Did Thomas really doubt or was it the pain speaking when he said, “I want to see the mark of the nails and put my hand into his side.” He just couldn’t take it on the other’s word. A lover’s heart needed somehow to connect. And Jesus, knowing exactly what his friend needed, addressed him first on that second appearance. With compassion and gentleness, he invited Thomas to explore his wounds, to see that once again, Jesus was the incarnational bridge to the divine. “Touch my wounds, Thomas, and in touching them, allow me to touch yours. Yield to my love and let me take you to those wounds in yourself that only I can heal and that without me, you will never even acknowledge.” Jesus’ words were not a rebuke but an invitation to find him on a deeper level. And Thomas followed Jesus again, to that place in himself that he couldn’t face before. The place of loss. Or seeming loss. But unless he went there with Jesus, he would never know that the loss was a door to something better, deeper. Once he said yes, he could see Jesus again but this time in Jesus’ fullness: “My Lord and my God.” I don’t think Thomas doubted in the full meaning of that word. I think he felt the absence of Jesus so deeply that the only way he could express it was in words of pain at his loss. And Jesus acknowledged that and moved him into the level of faith that, since his resurrection, we all know.

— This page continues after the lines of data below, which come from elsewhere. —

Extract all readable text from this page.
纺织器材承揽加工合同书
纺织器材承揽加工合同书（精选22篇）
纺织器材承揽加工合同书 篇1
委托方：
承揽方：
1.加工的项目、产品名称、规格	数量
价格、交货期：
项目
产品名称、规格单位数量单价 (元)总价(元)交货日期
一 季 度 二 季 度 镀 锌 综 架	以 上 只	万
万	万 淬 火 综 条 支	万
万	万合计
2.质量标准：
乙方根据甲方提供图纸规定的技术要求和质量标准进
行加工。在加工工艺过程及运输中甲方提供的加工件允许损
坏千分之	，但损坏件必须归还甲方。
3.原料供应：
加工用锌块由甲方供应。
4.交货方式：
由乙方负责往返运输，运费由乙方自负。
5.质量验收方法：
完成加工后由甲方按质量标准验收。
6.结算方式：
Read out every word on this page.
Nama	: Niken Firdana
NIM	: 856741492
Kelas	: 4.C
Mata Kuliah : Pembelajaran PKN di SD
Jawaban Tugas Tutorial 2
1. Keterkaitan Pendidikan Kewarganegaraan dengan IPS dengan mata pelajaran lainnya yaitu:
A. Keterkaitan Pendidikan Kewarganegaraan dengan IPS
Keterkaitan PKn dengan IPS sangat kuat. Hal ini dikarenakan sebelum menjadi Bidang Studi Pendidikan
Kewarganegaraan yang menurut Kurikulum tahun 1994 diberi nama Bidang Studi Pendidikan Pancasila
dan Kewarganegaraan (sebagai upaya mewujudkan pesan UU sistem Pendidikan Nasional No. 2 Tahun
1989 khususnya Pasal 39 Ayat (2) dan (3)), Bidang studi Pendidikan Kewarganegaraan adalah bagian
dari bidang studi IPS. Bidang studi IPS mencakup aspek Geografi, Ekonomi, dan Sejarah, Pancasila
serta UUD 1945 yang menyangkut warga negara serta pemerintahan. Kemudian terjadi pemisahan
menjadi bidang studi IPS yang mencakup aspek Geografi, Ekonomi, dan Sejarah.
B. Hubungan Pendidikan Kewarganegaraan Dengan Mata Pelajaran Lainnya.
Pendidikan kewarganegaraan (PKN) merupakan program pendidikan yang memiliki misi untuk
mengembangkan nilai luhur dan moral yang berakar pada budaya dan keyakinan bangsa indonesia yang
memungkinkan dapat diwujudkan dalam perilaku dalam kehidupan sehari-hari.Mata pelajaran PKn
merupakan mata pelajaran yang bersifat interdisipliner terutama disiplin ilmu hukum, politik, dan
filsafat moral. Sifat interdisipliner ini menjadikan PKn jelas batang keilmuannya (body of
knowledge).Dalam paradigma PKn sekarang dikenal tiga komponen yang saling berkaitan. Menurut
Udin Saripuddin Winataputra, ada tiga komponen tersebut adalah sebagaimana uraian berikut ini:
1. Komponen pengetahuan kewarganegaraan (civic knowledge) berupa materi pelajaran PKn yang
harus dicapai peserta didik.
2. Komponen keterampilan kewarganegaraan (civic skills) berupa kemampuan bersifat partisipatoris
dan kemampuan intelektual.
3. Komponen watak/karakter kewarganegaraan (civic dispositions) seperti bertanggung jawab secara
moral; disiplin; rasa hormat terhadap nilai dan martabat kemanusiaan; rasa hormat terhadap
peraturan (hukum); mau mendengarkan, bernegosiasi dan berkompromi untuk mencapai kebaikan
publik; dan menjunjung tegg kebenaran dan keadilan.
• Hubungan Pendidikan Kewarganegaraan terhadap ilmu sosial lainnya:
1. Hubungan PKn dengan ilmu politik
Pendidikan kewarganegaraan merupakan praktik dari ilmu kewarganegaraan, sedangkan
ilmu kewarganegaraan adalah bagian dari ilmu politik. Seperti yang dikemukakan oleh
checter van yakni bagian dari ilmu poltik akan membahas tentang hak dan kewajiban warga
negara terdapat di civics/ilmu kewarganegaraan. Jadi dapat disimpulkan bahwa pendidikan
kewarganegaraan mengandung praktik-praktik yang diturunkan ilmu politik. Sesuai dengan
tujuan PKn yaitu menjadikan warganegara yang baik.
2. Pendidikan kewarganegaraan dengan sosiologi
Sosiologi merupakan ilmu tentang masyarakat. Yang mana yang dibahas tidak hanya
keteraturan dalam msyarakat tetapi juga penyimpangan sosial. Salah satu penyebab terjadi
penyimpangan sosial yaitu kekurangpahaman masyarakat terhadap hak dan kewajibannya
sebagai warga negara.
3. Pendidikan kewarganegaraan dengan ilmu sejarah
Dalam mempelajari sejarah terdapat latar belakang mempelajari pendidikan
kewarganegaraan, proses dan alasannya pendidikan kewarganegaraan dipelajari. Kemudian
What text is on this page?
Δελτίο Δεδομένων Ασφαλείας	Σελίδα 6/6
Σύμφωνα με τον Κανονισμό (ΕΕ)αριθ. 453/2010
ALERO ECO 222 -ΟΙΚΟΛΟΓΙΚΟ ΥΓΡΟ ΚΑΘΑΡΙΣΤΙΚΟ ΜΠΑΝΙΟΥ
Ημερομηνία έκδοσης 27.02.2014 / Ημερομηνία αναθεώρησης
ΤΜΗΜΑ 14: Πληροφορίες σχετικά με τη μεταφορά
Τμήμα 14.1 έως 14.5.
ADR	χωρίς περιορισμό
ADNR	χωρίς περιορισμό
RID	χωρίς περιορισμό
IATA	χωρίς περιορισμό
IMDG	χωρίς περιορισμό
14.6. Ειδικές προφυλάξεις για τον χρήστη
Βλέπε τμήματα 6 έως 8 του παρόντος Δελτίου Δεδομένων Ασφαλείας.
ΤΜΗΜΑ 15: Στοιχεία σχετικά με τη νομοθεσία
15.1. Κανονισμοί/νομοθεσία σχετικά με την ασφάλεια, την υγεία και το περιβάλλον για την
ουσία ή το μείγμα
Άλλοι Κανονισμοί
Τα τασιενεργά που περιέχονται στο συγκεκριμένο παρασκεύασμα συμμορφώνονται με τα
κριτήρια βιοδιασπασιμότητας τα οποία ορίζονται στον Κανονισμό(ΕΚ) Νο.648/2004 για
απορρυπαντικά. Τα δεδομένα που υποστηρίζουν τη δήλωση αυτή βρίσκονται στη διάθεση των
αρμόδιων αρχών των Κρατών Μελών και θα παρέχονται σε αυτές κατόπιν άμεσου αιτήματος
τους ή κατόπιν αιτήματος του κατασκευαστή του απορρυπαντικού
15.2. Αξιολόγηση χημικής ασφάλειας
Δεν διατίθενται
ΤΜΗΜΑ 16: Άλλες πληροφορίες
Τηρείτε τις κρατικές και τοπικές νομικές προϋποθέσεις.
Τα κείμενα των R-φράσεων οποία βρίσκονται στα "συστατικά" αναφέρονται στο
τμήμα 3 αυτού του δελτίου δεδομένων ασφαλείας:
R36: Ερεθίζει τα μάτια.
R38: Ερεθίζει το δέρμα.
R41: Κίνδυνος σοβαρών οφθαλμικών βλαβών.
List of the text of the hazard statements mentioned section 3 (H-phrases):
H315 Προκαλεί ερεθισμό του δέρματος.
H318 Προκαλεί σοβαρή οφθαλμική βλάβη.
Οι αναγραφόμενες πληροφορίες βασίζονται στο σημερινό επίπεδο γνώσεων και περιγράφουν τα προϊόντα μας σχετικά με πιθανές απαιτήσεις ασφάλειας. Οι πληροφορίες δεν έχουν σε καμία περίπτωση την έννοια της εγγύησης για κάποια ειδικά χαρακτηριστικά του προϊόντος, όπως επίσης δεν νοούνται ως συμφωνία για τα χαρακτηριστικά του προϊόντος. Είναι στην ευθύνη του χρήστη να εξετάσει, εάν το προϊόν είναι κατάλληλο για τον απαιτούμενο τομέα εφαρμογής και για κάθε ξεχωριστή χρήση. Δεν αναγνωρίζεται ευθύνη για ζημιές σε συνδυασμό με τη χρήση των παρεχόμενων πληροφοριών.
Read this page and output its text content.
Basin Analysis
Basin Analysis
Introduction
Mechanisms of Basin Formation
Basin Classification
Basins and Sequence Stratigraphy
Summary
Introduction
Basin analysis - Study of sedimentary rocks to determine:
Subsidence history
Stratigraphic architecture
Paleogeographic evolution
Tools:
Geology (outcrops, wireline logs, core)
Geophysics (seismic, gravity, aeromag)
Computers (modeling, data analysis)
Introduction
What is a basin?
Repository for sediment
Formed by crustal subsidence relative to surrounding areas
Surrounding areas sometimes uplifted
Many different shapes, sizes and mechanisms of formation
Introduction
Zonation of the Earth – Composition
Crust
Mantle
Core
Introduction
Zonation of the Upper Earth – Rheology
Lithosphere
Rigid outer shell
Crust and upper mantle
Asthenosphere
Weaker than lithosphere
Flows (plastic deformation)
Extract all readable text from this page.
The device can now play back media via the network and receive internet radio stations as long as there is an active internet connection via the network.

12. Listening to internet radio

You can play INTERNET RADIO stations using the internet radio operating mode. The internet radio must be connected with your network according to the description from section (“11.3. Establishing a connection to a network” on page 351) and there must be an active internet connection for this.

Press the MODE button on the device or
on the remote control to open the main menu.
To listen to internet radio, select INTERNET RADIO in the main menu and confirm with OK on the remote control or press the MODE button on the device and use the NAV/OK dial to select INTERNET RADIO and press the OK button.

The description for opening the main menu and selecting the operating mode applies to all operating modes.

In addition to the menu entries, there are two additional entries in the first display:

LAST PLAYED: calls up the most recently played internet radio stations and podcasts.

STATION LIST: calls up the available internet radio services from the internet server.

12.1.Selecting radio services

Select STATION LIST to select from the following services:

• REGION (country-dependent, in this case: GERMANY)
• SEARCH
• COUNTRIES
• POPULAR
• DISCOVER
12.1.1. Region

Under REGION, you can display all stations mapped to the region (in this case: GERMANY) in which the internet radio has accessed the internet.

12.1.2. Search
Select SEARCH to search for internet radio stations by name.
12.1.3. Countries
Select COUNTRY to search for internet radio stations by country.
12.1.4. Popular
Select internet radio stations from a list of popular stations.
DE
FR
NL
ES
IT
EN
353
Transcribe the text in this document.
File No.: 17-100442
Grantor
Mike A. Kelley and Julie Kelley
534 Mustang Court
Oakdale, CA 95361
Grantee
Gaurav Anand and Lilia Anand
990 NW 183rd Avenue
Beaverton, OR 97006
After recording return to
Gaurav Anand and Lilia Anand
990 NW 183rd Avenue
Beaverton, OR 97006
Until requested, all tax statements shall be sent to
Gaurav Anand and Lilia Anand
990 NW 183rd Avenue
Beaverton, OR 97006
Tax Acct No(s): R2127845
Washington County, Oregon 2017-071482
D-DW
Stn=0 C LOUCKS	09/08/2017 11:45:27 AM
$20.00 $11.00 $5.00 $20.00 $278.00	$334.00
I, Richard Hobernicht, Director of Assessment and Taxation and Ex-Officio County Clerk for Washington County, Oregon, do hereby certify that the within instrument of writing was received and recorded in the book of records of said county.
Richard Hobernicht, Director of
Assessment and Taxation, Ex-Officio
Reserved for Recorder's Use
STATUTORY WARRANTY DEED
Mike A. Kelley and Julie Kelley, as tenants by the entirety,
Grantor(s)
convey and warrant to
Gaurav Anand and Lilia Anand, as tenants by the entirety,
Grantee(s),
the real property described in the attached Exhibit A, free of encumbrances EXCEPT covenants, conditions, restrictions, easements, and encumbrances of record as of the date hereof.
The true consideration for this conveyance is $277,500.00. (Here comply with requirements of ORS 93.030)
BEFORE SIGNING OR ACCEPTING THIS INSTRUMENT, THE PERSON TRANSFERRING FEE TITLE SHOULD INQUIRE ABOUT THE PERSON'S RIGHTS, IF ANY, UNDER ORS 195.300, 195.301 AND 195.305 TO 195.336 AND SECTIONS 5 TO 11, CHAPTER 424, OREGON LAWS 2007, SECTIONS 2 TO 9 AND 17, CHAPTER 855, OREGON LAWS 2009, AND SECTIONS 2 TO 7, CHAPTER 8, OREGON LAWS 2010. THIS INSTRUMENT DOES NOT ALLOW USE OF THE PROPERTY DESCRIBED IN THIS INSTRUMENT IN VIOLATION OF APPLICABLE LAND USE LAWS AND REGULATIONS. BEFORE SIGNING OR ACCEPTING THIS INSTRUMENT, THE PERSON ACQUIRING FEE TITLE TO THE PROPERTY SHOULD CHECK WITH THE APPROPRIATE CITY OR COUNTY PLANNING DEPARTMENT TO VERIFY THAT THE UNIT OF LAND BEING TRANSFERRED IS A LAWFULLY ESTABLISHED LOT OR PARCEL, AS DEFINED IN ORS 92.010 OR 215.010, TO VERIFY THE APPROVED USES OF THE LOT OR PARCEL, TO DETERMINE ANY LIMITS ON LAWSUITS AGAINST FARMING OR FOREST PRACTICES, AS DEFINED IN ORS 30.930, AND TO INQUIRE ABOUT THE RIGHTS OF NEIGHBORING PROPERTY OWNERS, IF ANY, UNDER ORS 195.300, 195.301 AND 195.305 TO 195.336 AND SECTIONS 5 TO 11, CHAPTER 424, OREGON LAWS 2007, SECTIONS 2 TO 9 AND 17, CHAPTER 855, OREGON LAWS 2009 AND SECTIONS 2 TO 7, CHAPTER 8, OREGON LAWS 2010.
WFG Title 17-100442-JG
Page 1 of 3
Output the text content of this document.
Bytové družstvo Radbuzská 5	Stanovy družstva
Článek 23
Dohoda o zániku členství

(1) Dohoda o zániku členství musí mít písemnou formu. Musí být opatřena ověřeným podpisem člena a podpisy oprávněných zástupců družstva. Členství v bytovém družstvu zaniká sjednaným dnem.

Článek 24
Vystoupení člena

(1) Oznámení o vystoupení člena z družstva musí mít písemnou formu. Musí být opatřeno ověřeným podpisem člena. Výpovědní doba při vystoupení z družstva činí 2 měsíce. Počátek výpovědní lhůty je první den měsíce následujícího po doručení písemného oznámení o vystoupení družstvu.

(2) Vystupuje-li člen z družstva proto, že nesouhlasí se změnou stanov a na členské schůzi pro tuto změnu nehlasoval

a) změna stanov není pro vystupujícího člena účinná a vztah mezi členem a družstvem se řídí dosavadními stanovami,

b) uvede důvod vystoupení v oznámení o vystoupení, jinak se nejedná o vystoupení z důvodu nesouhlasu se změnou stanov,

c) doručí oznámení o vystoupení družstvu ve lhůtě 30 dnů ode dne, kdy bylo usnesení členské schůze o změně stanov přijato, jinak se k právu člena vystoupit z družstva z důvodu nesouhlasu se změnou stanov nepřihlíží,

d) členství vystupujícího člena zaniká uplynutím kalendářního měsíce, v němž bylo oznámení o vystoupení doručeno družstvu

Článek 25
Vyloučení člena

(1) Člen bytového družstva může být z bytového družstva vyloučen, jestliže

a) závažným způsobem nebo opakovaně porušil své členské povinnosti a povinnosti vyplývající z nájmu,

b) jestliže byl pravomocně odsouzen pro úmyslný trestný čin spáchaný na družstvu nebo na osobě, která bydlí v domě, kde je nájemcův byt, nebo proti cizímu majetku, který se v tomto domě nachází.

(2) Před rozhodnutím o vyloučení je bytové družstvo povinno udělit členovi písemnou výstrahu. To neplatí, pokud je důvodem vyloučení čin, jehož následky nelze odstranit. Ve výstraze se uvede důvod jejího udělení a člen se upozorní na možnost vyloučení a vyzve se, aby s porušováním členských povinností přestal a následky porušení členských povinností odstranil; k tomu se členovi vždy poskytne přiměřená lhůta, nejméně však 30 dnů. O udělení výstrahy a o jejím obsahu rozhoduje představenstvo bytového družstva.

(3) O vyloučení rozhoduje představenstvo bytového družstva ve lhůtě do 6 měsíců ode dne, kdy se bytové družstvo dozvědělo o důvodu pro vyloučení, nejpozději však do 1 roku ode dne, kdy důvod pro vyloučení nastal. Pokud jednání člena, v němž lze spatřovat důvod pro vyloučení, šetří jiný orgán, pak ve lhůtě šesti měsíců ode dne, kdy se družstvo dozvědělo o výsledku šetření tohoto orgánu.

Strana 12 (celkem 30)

And so here we are,with that same invitation to walk through the door of faith into the ordinary, the obscure and the laborious. Another day. Another invitation to know Jesus in a deeper way. To allow him to be for us, “My Lord and my God.” In others, in my work and responsibilities, in the smile I give to my sister when I don’t really feel like it. In kindness and compassion. In touching the wounds of Jesus in the gentleness and genuineness of how I relate to others and to myself.

Thomas, help us to yield to this friend of yours, and ours, to let him lead us deeper this day, wherever it is he wants to lead us. And may he bring us all together to life everlasting.